The battery in my Prius’s smart key was getting weak. How do you change the battery? First remove the physical key. Then hold the latch open and slide off the cover. Then unscrew the battery hatch, replace the battery, and reverse the procedure. Only the fob back would not slide off. The finger ridge is smooth, and not shaped properly for removing a cover that has ridden in pockets for the past four or five years. The cover is smooth, so there’s not enough friction for my thumb to push it open.
Solution? Duct tape. Apply a strip of tape to the cover, hold open the latch, and pull the cover off.
It’s been mentioned in recent threads that duct tape is actually illegal - that is, non-code - for sealing ducts. It hardens, falls off and results in separated ducts or leakage within a few years.
Real duct sealing tape is made from aluminum, with a 3M adhesive that will stick an M-1A tank to a teflon wall.
Except for the fact that gaffer’s tape is four times as expensive as regular gray duct tape. Hey, if someone else is buying it, I’ll use expensive gaffer’s tape, but if I’m buying it, I’ll tape my cables to the floor with bog-standard silver duct tape, four rolls for $10.99 from CostCo.

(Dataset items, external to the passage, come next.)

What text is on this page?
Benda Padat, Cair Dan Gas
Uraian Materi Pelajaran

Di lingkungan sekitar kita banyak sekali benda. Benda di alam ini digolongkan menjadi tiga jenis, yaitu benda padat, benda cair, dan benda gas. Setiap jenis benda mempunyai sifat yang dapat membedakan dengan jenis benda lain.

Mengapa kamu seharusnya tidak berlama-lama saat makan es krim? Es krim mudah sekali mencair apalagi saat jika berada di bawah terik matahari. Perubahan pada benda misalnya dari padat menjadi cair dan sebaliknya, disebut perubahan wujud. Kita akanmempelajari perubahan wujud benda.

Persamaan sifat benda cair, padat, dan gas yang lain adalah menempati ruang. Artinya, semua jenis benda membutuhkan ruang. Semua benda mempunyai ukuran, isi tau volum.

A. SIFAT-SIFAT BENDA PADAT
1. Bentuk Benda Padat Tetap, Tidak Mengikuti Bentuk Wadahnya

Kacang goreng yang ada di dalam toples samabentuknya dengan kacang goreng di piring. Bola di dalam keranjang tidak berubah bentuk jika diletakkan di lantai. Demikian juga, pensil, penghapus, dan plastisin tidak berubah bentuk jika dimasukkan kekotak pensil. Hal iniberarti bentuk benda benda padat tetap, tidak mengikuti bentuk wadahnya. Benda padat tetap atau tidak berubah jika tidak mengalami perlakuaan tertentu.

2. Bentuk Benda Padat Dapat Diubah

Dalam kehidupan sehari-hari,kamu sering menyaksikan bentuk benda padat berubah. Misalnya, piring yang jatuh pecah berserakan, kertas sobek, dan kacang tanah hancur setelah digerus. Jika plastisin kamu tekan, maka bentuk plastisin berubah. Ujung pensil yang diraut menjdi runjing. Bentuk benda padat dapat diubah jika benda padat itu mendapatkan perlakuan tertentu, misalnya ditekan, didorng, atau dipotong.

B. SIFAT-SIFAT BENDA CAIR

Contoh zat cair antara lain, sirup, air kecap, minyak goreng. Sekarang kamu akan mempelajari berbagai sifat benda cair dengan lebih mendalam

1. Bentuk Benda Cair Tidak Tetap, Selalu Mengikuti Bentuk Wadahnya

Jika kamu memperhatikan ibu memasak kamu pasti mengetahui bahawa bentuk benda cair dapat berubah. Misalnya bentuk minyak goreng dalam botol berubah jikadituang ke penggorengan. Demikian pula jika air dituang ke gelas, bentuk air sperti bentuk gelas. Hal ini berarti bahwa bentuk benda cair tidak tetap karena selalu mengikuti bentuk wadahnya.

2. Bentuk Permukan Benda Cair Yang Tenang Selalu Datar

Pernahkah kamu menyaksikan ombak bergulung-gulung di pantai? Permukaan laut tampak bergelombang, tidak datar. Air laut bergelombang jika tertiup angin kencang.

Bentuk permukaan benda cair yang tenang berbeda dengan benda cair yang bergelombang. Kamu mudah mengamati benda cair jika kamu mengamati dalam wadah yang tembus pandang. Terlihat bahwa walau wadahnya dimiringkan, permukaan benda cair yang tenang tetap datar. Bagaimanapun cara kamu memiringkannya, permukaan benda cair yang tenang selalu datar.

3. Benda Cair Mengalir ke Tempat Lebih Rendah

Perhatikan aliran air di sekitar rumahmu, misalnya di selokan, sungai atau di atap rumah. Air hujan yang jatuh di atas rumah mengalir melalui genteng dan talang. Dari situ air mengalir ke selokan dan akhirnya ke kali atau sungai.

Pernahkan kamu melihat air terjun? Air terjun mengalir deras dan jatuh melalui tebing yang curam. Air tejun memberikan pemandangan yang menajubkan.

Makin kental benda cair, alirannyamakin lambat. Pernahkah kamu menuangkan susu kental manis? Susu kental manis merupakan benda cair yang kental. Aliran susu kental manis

I have a silver car that’s kinda creaking along. (It runs well, but it’s NOT pretty.) Someone must’ve bumped me in a parking lot and the front bumper started to begin to detach. Before the Fella got a chance to fix it (and he did) I silver duct taped it on. I carried a pair of scissors and a roll in the car b/c it was the summer and it kept melting off. It was a good stopgap measure—and it matched!
What exactly is different about the two? I’ve almost always used gaffer’s tape (no photographer should be without some), but recently I ran out and was somewhere where I couldn’t find anything, so picked up some duct/duck tape. The main differences I see is that duct tape is a good bit thinner and glossy, as opposed to gaffer’s flat finish and heftier composition.
Hey, if I need a matte cloth tape to cover up shiny bits of my set, gaffer’s tape all the way. But if I just need to tape cables to the floor to keep people from tripping over them, gaffer’s tape is stupid expensive.
In theory, the adhesive on gaffer’s tape is less likely to transfer to surfaces, but I have not had any problem with the gray Nashua “Industrial Grade Duct Tape” that I just bought from CostCo yesterday. It cost me $5.99 for two 60 yard rolls. And seriously, I’m taping cables to the floor in bars, and the adhesive of my duct tape is the kindest thing to happen to those floors all week.
Duck/duct tape is fine all around, but when we have a special visitor, I have to set up some electreonics in very high class hotels and other venues, so the gaffer’s tape is what we use on those ocassions, as the adhesive doesn’t lift off the gilt, or lacquer or fancy flocking.
I knew a girl in high school who made a pair of flipflops almost entirely out of duct tape. She started with a thin (think cereal box) cardboard cutout of each foot and built up enough layers of duct tape to make them a bit over half an inch thick.